Dans ce même souci de dématérialisation, en particulier des factures, l’archivage électronique des pièces budgétaires devrait être autorisé (article D.253.43).
Enfin, l’archivage électronique devrait pouvoir être délégué à un centre mutualisé : une convention précisant les conditions de la délégation de cette fonction devra être établie selon les modalités définies infra.

12) CONSEQUENCES DES ARTICLES D.253-47 ET 48 CSS SUR LA RESPONSABILITE PERSONNELLE ET PECUNIAIRE DES AGENTS COMPTABLE

L’agent comptable est seul chargé des opérations financières et comptables or les données correspondantes font l’objet de traitements informatiques dont il s’agit de garantir la fiabilité. Le code de la sécurité sociale dans ses articles D.253-47 et 48 réglemente ainsi les domaines d’intervention de l’agent comptable sur les systèmes informatiques :

121)L’agent comptable doit, sous sa responsabilité personnelle, contrôler la fiabilité des procédures informatisées. Article D.253-47.

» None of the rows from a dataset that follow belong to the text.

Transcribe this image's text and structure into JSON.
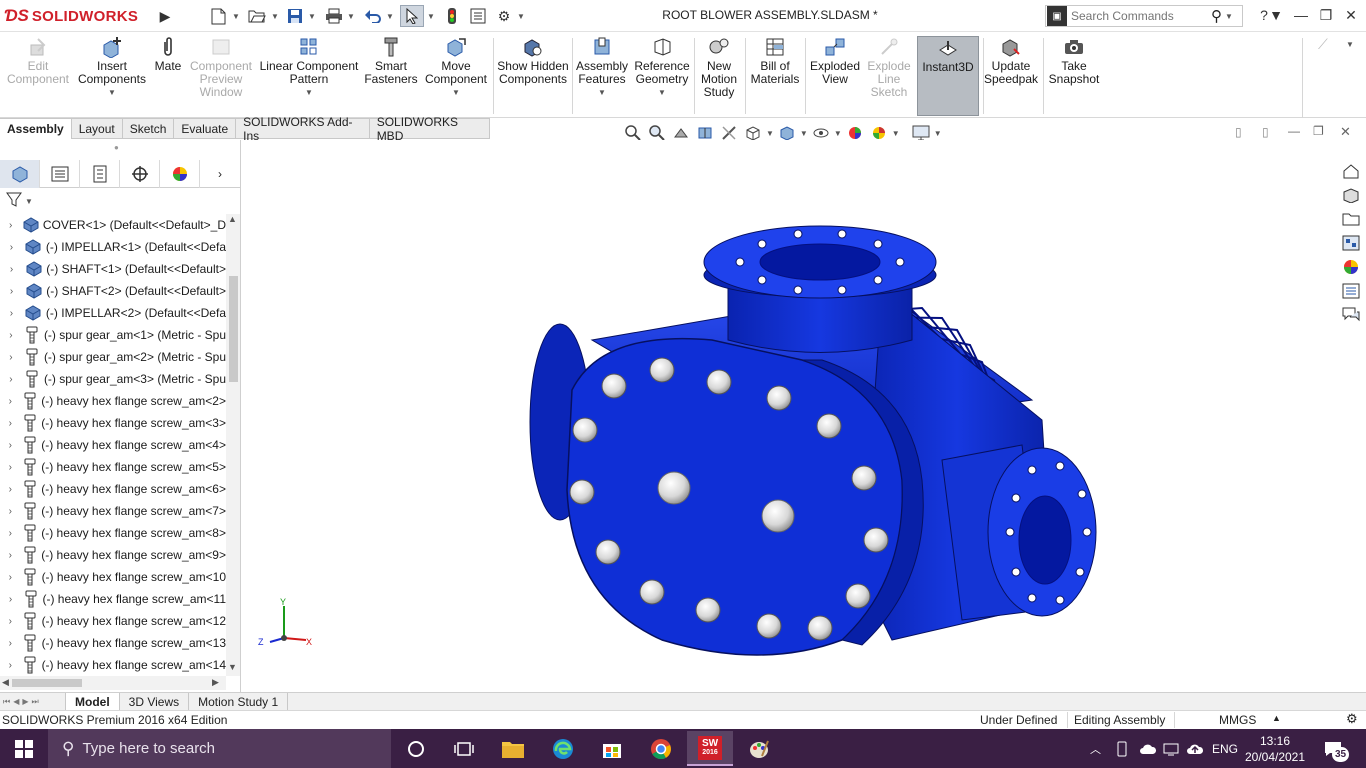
{
  "window": {
    "brand": "SOLIDWORKS",
    "document_title": "ROOT BLOWER ASSEMBLY.SLDASM *",
    "search_placeholder": "Search Commands",
    "help_label": "?"
  },
  "command_manager": [
    {
      "id": "edit-component",
      "label": "Edit Component",
      "enabled": false
    },
    {
      "id": "insert-components",
      "label": "Insert Components",
      "enabled": true,
      "dropdown": true
    },
    {
      "id": "mate",
      "label": "Mate",
      "enabled": true
    },
    {
      "id": "component-preview-window",
      "label": "Component Preview Window",
      "enabled": false
    },
    {
      "id": "linear-component-pattern",
      "label": "Linear Component Pattern",
      "enabled": true,
      "dropdown": true
    },
    {
      "id": "smart-fasteners",
      "label": "Smart Fasteners",
      "enabled": true
    },
    {
      "id": "move-component",
      "label": "Move Component",
      "enabled": true,
      "dropdown": true
    },
    {
      "id": "show-hidden-components",
      "label": "Show Hidden Components",
      "enabled": true
    },
    {
      "id": "assembly-features",
      "label": "Assembly Features",
      "enabled": true,
      "dropdown": true
    },
    {
      "id": "reference-geometry",
      "label": "Reference Geometry",
      "enabled": true,
      "dropdown": true
    },
    {
      "id": "new-motion-study",
      "label": "New Motion Study",
      "enabled": true
    },
    {
      "id": "bill-of-materials",
      "label": "Bill of Materials",
      "enabled": true
    },
    {
      "id": "exploded-view",
      "label": "Exploded View",
      "enabled": true
    },
    {
      "id": "explode-line-sketch",
      "label": "Explode Line Sketch",
      "enabled": false
    },
    {
      "id": "instant3d",
      "label": "Instant3D",
      "enabled": true,
      "active": true
    },
    {
      "id": "update-speedpak",
      "label": "Update Speedpak",
      "enabled": true
    },
    {
      "id": "take-snapshot",
      "label": "Take Snapshot",
      "enabled": true
    }
  ],
  "tabs": [
    {
      "label": "Assembly",
      "active": true
    },
    {
      "label": "Layout"
    },
    {
      "label": "Sketch"
    },
    {
      "label": "Evaluate"
    },
    {
      "label": "SOLIDWORKS Add-Ins"
    },
    {
      "label": "SOLIDWORKS MBD"
    }
  ],
  "feature_tree": [
    {
      "label": "COVER<1> (Default<<Default>_D",
      "icon": "part-icon"
    },
    {
      "label": "(-) IMPELLAR<1> (Default<<Defa",
      "icon": "part-icon"
    },
    {
      "label": "(-) SHAFT<1> (Default<<Default>",
      "icon": "part-icon"
    },
    {
      "label": "(-) SHAFT<2> (Default<<Default>",
      "icon": "part-icon"
    },
    {
      "label": "(-) IMPELLAR<2> (Default<<Defa",
      "icon": "part-icon"
    },
    {
      "label": "(-) spur gear_am<1> (Metric - Spu",
      "icon": "toolbox-icon"
    },
    {
      "label": "(-) spur gear_am<2> (Metric - Spu",
      "icon": "toolbox-icon"
    },
    {
      "label": "(-) spur gear_am<3> (Metric - Spu",
      "icon": "toolbox-icon"
    },
    {
      "label": "(-) heavy hex flange screw_am<2>",
      "icon": "toolbox-icon"
    },
    {
      "label": "(-) heavy hex flange screw_am<3>",
      "icon": "toolbox-icon"
    },
    {
      "label": "(-) heavy hex flange screw_am<4>",
      "icon": "toolbox-icon"
    },
    {
      "label": "(-) heavy hex flange screw_am<5>",
      "icon": "toolbox-icon"
    },
    {
      "label": "(-) heavy hex flange screw_am<6>",
      "icon": "toolbox-icon"
    },
    {
      "label": "(-) heavy hex flange screw_am<7>",
      "icon": "toolbox-icon"
    },
    {
      "label": "(-) heavy hex flange screw_am<8>",
      "icon": "toolbox-icon"
    },
    {
      "label": "(-) heavy hex flange screw_am<9>",
      "icon": "toolbox-icon"
    },
    {
      "label": "(-) heavy hex flange screw_am<10",
      "icon": "toolbox-icon"
    },
    {
      "label": "(-) heavy hex flange screw_am<11",
      "icon": "toolbox-icon"
    },
    {
      "label": "(-) heavy hex flange screw_am<12",
      "icon": "toolbox-icon"
    },
    {
      "label": "(-) heavy hex flange screw_am<13",
      "icon": "toolbox-icon"
    },
    {
      "label": "(-) heavy hex flange screw_am<14",
      "icon": "toolbox-icon"
    }
  ],
  "triad": {
    "x": "X",
    "y": "Y",
    "z": "Z"
  },
  "bottom_tabs": [
    {
      "label": "Model",
      "active": true
    },
    {
      "label": "3D Views"
    },
    {
      "label": "Motion Study 1"
    }
  ],
  "status": {
    "edition": "SOLIDWORKS Premium 2016 x64 Edition",
    "definition": "Under Defined",
    "mode": "Editing Assembly",
    "units": "MMGS"
  },
  "taskbar": {
    "search_placeholder": "Type here to search",
    "language": "ENG",
    "time": "13:16",
    "date": "20/04/2021",
    "notification_count": "35",
    "solidworks_badge": "2016"
  },
  "colors": {
    "model_blue": "#1030d8",
    "brand_red": "#d0202a",
    "taskbar": "#3a1f44",
    "active_button": "#b7bcc2"
  }
}
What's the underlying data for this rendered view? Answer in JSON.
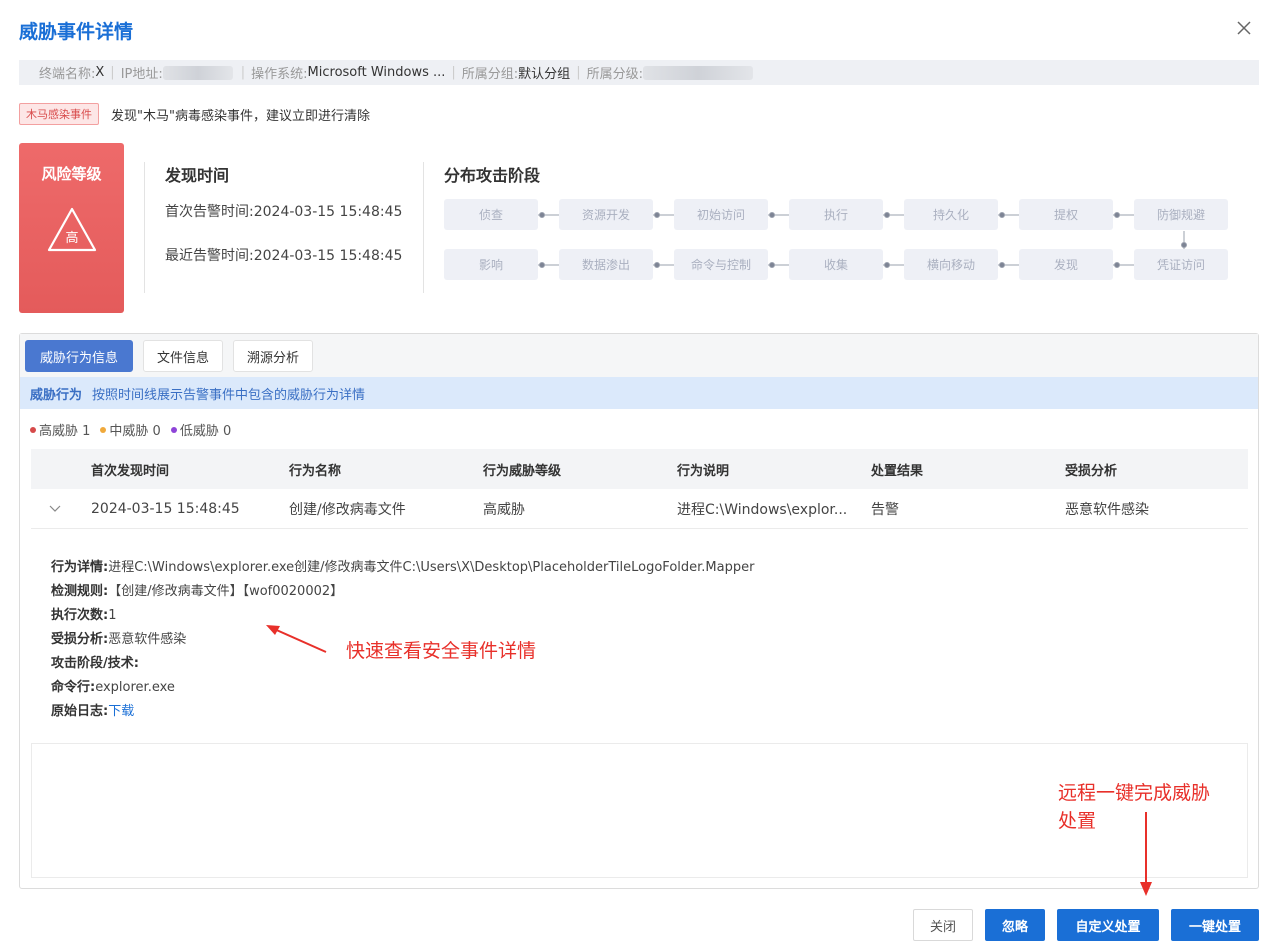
{
  "title": "威胁事件详情",
  "info": {
    "terminal_label": "终端名称:",
    "terminal_value": "X",
    "ip_label": "IP地址:",
    "os_label": "操作系统:",
    "os_value": "Microsoft Windows ...",
    "group_label": "所属分组:",
    "group_value": "默认分组",
    "level_label": "所属分级:"
  },
  "event": {
    "tag": "木马感染事件",
    "description": "发现\"木马\"病毒感染事件，建议立即进行清除"
  },
  "risk": {
    "title": "风险等级",
    "level": "高",
    "color": "#e45b5b"
  },
  "found_time": {
    "title": "发现时间",
    "first_label": "首次告警时间:",
    "first_value": "2024-03-15 15:48:45",
    "last_label": "最近告警时间:",
    "last_value": "2024-03-15 15:48:45"
  },
  "stages": {
    "title": "分布攻击阶段",
    "row1": [
      "侦查",
      "资源开发",
      "初始访问",
      "执行",
      "持久化",
      "提权",
      "防御规避"
    ],
    "row2": [
      "影响",
      "数据渗出",
      "命令与控制",
      "收集",
      "横向移动",
      "发现",
      "凭证访问"
    ]
  },
  "tabs": [
    "威胁行为信息",
    "文件信息",
    "溯源分析"
  ],
  "banner": {
    "title": "威胁行为",
    "desc": "按照时间线展示告警事件中包含的威胁行为详情"
  },
  "legend": [
    {
      "label": "高威胁 1",
      "color": "#d64a4a"
    },
    {
      "label": "中威胁 0",
      "color": "#f0a93b"
    },
    {
      "label": "低威胁 0",
      "color": "#8e44d8"
    }
  ],
  "table": {
    "headers": [
      "首次发现时间",
      "行为名称",
      "行为威胁等级",
      "行为说明",
      "处置结果",
      "受损分析"
    ],
    "row": [
      "2024-03-15 15:48:45",
      "创建/修改病毒文件",
      "高威胁",
      "进程C:\\Windows\\explor...",
      "告警",
      "恶意软件感染"
    ]
  },
  "detail": {
    "behavior_label": "行为详情:",
    "behavior_value": "进程C:\\Windows\\explorer.exe创建/修改病毒文件C:\\Users\\X\\Desktop\\PlaceholderTileLogoFolder.Mapper",
    "rule_label": "检测规则:",
    "rule_value": "【创建/修改病毒文件】【wof0020002】",
    "count_label": "执行次数:",
    "count_value": "1",
    "damage_label": "受损分析:",
    "damage_value": "恶意软件感染",
    "attack_label": "攻击阶段/技术:",
    "cmd_label": "命令行:",
    "cmd_value": "explorer.exe",
    "log_label": "原始日志:",
    "log_value": "下载"
  },
  "annotations": {
    "a1": "快速查看安全事件详情",
    "a2_line1": "远程一键完成威胁",
    "a2_line2": "处置"
  },
  "buttons": {
    "close": "关闭",
    "ignore": "忽略",
    "custom": "自定义处置",
    "one_click": "一键处置"
  }
}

122)Il doit participer de manière conjointe avec le directeur à la conception et à la validation des applications informatiques. Article D.253-48

121)Contrôle de la fiabilité des procédures informatisées

L’article D.253-47 CSS fait obligation à l’agent comptable d’une part, de « veiller à la mise en œuvre d’un dispositif de contrôle permettant de prévenir les fraudes et les erreurs », d’autre part, d’exercer certaines vérifications « sous sa responsabilité personnelle », pour atteindre les « objectifs généraux de fiabilité. »

Ces deux obligations ont des conséquences différentes au regard de la responsabilité de l’agent comptable.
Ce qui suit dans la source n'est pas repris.